I take issue with the characterization of Scott Burton’s chairs found in James Cross Giblin’s Be Seated: A Book About Chairs. (The description may be accurate but the interpretation is unjust.)
Burton’s stone furniture has serious limitations. Since the pieces each weigh between eight hundred and three thousand pounds, they cannot be moved easily and usually stay wherever they are first set down. Also, their hard surfaces and sharp edges discourage sitters from remaining on them for more than a few minutes.
The illustration accompanying this commentary shows the solitary artist bundled up against a cool day with the granite tables and stools he designed for a plaza in New York City. And so is offered up as visual proof that the furniture is not people-friendly.

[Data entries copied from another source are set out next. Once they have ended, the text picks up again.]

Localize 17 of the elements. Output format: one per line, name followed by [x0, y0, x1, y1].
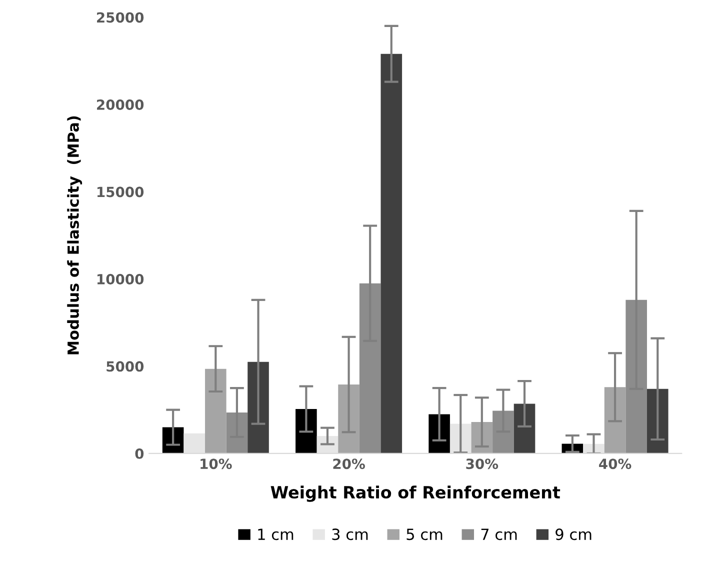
legend-label: 3 cm: [332, 528, 368, 540]
x-tick-label: 30%: [466, 458, 498, 470]
legend-label: 7 cm: [481, 528, 517, 540]
y-tick-label: 15000: [97, 186, 144, 198]
legend-label: 9 cm: [556, 528, 592, 540]
legend-label: 1 cm: [258, 528, 294, 540]
y-tick-label: 0: [135, 448, 144, 459]
legend-label: 5 cm: [406, 528, 442, 540]
y-axis-title: Modulus of Elasticity (MPa): [67, 116, 82, 354]
y-tick-label: 20000: [97, 99, 144, 110]
x-tick-label: 10%: [200, 458, 232, 470]
x-tick-label: 20%: [333, 458, 365, 470]
y-tick-label: 5000: [106, 361, 144, 372]
y-tick-label: 10000: [97, 274, 144, 284]
x-axis-title: Weight Ratio of Reinforcement: [270, 486, 560, 502]
y-tick-label: 25000: [97, 12, 144, 23]
x-tick-label: 40%: [599, 458, 632, 470]
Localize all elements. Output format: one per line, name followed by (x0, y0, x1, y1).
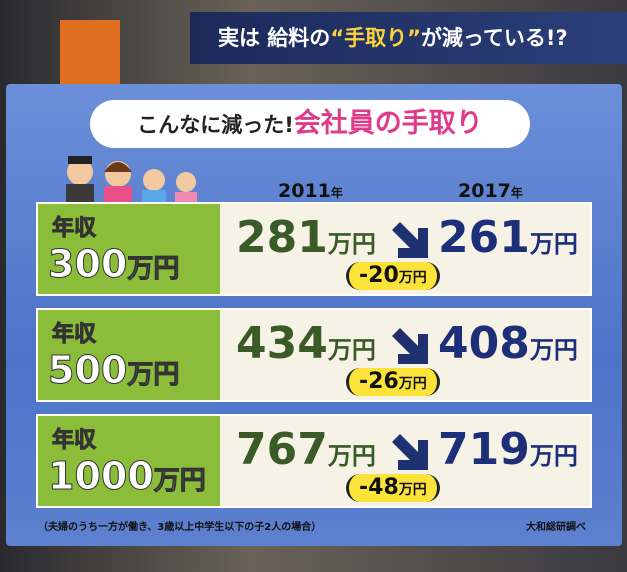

The picture can also be interpreted to accentuate the function of outside furniture that must resist vandalism and accommodate shifting crowds. As well it looks beautiful even when the plaza is underpopulated.
Timing is everything. A sunny day and a mid-day crowd might present a different picture. Take for example the artist’s own words.
My work is often only activated at lunchtime. People don’t inhabit a public space except maybe at lunch time. I feel like, you know, I’m a lunch artist. [Source: Audio Program excerpt MoMA 2008]
A chair is not only a place to sit; it is also a place to visit.